In reading Michael Ignatieff’s recent political autobiography, Fire and Ashes:  Success and Failure in Politics, about his six-year foray into electoral politics, I came across an important account of the breakdown of Canada’s system of publicly-financed elections, in ways that could easily be anticipated and that all pubic financing systems have to confront.

Canada, like most countries with public financing, imposed caps on election spending by the political parties during what is called “the election period,”  a defined period of time triggered by the Governor General’s announcement of the election.  That period varies from around 1-2 months.  But if political party spending is limited during the election period, an obvious alternative is for the parties to spend unlimited amounts of money before the formal election period begins.

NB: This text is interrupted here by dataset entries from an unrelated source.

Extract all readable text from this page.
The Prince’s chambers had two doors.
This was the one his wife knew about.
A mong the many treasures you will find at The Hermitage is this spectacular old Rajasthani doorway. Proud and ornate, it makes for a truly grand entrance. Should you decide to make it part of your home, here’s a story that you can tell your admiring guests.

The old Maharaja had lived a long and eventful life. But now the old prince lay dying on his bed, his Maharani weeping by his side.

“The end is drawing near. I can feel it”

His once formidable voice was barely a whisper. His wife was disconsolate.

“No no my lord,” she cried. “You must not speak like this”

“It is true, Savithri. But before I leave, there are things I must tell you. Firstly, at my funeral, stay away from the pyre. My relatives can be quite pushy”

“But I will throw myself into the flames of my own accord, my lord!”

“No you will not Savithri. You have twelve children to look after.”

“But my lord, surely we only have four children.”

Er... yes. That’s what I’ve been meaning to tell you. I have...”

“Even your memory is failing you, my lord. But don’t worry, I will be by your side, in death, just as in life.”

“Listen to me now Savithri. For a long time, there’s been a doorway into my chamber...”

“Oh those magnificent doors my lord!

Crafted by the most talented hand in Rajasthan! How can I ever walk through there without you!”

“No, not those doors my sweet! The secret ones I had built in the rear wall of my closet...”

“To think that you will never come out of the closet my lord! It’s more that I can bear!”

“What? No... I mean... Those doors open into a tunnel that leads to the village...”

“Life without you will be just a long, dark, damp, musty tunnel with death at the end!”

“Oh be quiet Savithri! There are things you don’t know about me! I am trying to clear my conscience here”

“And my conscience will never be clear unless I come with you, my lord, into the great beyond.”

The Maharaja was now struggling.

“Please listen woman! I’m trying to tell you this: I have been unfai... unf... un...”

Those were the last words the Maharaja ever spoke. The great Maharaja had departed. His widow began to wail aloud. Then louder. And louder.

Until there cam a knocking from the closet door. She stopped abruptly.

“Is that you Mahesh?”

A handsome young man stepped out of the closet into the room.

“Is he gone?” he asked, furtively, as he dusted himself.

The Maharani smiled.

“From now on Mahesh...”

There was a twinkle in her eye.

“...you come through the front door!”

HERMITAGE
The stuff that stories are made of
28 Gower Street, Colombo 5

On Ignatieff’s account, that strategy is what successfully destroyed his effort, as the leader of the Liberal Party, to challenge the incumbent Conservative Party government, led by Stephen Harper, in the 2011 elections.  For two years leading up to the 2011 election, before the formal election period commenced, the Conservative Party ran two perfectly legal ads “over and over in what turned out to be the largest single campaign in Canadian history outside of an election period.”  The ads featured two phrases that became widely known:  “Michael Ignatieff.  Just Visiting.”  And “Michael Ignatieff.  He Didn’t Come Back For You.”  Ignatieff says the effect of these ads was immediate and devastating (though he accepts having other problems of his own); his poll numbers slid and his political colleagues viewed these ads as a “mortal blow.”  The Liberal Party didn’t have the money to respond and, as well, Ignatieff says, it wasn’t clear what kind of response would make the situation better rather than worse.

Why didn’t parties spend like this in the pre-election period before this most recent election?  Why did it take until 2009 before the permanent campaign came to Canada, in other words.  No reason, except that it just wasn’t done.  Yet once political actors, including parties, believe this approach will work and have the funds to implement it, they naturally escape campaign spending limits by shifting spending to the pre-election period.  And this kind of pressure is one public-financed systems similar in structure to the Canadian system — which is how most public-financing systems in Europe work — are going to be confronting more and more now.  These systems depend upon stringent regulation during “the election period,” a bounded and relatively short period of time, and then no regulation on spending outside that period.  If pre-election spending can dramatically shape election outcomes, though, will public financing with election-period spending limits remain viable?

Ignatieff, not surprisingly, concludes more regulation is necessary:  “I would advocate a ban on party advertising outside of election times” (he also advocates libel laws to punish “the worst lies” in election ads).  But once regulation moves outside of something clearly defined as a discrete “election period,” the issues become much murkier:  does Ignatieff advocate banning all party spending in support or against candidates at all times?  Or does he envision such a ban starting only a certain number of years after the most recent election, say 2-3 years, in anticipation of the next general election?  Keep in mind that these Conservative Party opposition ads starting running two years before the 2011 election.

I raise all this not to criticize public financing, which I believe remains the most plausible option for those seeking to limit the role of large disparities of wealth in elections.  But proposals for public financing have to recognize realities about how money will inevitably be spent outside the regulatory system, or what the costs of extending that system further and further in time and scope would be.  And I wonder whether this recent experience in Canada will be a precursor to the unraveling of public-financing systems in other countries.

By the way:  Michael Ignatieff is back teaching full-time at Harvard University.